Peptide-coated superparamagnetic beads latch onto herpes simplex virus-1 in rapid diagnostic assay
A new assay for spotting the virus responsible for cold sores has been developed by scientists in Ireland.
It is estimated that between 60–95% of adults worldwide are infected with the herpes simplex virus-1 (HSV-1) and although the symptoms are usually limited to sores or blisters, in rare cases it can infect the central nervous system, which is fatal in 70% of untreated cases. If diagnosed early, antiviral therapy can lead to a positive outcome, thus emphasising the need for rapid diagnostic methods.
At present, the most definitive HSV-1 test involves cell cultures but results can take up to a week to complete. Alternative assays have been proposed but they still remain time-consuming and introduce additional complications, like the need for specialist personnel.
The new test devised by Gil Lee and colleagues at University College Dublin uses beads, composed of iron oxide nanoparticles, coated with peptides that bind to the virus. As the nanoparticles are also superparamagnetic, a simple magnet can accelerate their aggregation and the way in which these aggregations scatter light is measured and used to indicate an infection. ‘We knew that a magnetic bead assay had the potential to be very sensitive based on our previous work with Dengue,’ explains Lee. ‘However, HSV is among the most difficult viruses to detect with this technique because it is a relatively large virus and has a complex and irregular membrane coat.’
Peptide receptors are central to the method’s success. While antibody recognition is integral to many diagnostic tests, they require the patient to have had a previous immune response to the virus, so peptides that capture the virus itself therefore offer a convenient and inexpensive alternative. The fact that these beads aggregate increases the sensitivity of this method to 200 copies per ml of sample and enables it to complete within minutes rather than hours.

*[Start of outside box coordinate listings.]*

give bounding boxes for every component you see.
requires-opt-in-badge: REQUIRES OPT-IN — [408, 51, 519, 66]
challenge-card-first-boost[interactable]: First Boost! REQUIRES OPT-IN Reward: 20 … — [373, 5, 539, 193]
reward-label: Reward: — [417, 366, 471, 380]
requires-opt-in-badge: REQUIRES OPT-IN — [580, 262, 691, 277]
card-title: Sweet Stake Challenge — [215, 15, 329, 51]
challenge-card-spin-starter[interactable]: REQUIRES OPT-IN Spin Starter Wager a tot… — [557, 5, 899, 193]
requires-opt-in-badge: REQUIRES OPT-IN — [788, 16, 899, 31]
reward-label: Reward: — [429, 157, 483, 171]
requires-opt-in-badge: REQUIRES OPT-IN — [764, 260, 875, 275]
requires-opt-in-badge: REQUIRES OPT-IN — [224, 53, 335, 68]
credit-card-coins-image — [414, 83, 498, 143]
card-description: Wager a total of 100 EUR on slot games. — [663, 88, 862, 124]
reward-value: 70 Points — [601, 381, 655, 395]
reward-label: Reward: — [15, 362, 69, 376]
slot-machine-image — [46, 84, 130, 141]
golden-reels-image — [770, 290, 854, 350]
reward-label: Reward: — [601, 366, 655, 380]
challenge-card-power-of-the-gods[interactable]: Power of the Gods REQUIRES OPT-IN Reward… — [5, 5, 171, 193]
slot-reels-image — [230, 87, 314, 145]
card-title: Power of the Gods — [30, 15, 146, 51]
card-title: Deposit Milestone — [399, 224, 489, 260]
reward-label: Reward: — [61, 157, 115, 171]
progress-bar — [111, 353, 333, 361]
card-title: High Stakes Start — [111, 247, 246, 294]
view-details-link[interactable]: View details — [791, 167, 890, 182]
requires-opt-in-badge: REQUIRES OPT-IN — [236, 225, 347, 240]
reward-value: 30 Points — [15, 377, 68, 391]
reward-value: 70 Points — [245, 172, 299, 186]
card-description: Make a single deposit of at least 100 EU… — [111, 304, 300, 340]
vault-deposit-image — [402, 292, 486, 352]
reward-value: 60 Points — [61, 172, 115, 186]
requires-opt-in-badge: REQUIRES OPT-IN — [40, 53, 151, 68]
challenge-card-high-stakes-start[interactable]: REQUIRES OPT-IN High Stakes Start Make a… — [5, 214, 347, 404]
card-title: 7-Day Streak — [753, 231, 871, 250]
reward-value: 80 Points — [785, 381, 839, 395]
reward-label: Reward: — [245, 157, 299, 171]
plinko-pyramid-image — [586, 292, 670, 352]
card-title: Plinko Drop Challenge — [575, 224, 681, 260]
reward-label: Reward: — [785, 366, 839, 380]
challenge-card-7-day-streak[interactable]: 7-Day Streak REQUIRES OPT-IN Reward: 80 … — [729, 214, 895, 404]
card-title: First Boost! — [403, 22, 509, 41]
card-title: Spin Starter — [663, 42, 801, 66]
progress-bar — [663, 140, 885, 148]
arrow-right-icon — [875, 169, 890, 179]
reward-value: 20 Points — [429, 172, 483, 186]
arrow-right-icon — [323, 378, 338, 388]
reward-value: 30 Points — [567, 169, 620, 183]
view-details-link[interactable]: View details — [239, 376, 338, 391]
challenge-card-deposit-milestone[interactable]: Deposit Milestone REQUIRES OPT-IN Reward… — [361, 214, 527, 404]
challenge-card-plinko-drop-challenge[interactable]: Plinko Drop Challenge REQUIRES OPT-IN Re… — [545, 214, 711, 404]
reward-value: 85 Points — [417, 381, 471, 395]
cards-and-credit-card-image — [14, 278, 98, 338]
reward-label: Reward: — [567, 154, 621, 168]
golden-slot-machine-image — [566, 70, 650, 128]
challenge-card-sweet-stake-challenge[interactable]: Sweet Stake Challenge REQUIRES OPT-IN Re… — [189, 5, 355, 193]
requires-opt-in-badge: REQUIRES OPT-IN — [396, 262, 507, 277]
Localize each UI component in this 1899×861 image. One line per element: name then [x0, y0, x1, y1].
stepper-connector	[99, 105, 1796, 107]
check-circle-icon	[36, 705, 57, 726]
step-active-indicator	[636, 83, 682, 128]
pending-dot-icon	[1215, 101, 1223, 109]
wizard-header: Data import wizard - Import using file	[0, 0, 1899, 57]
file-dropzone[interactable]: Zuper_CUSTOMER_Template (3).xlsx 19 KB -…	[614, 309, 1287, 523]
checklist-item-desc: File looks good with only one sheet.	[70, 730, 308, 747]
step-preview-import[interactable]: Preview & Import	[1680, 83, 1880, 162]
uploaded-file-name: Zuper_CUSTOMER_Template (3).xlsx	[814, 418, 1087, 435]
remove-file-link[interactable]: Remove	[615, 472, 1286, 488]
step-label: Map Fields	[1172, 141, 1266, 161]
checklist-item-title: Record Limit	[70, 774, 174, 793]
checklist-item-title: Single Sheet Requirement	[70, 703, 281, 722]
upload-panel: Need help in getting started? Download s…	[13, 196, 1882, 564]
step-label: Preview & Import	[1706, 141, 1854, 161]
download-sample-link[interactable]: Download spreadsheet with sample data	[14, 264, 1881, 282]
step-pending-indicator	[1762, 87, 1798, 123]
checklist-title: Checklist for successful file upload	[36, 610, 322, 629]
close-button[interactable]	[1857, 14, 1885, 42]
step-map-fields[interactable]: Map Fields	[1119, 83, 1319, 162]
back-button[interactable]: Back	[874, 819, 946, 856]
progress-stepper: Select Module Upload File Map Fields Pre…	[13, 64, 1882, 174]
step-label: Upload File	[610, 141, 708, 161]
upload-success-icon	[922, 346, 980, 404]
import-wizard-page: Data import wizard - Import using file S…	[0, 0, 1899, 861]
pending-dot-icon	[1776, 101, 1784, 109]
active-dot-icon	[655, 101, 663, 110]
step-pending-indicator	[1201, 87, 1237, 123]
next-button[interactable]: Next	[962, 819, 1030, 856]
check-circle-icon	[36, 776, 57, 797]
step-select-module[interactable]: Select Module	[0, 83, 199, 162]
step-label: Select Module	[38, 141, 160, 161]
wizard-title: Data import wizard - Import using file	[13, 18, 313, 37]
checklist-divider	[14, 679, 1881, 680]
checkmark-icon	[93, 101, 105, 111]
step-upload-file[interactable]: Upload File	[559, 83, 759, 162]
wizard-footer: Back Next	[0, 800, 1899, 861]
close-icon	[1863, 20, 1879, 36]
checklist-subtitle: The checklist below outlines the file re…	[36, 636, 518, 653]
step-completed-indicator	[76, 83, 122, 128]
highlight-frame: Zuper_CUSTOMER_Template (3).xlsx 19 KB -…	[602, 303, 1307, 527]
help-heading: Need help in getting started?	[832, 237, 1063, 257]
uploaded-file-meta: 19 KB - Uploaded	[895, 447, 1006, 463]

‘It is interesting that since the assay methodology is rapid and label-free, it may be suitable for point-of-care applications in hospitals or doctors’ offices,’ says Ruben Carbonell of North Carolina State University, US, an expert in using peptides for pathogen detection. ‘While there is still a lot of work to be done to establish this technique as a validated analytical procedure, its advantages hold a great deal of promise for wider application.’
The team are optimistic that their assay will be used to improve point-of-care treatment of HSV, particularly in developing countries, by reducing the cost of diagnosis. They are also keen to expand this research to other viral diseases such as HIV, which requires life-long monitoring.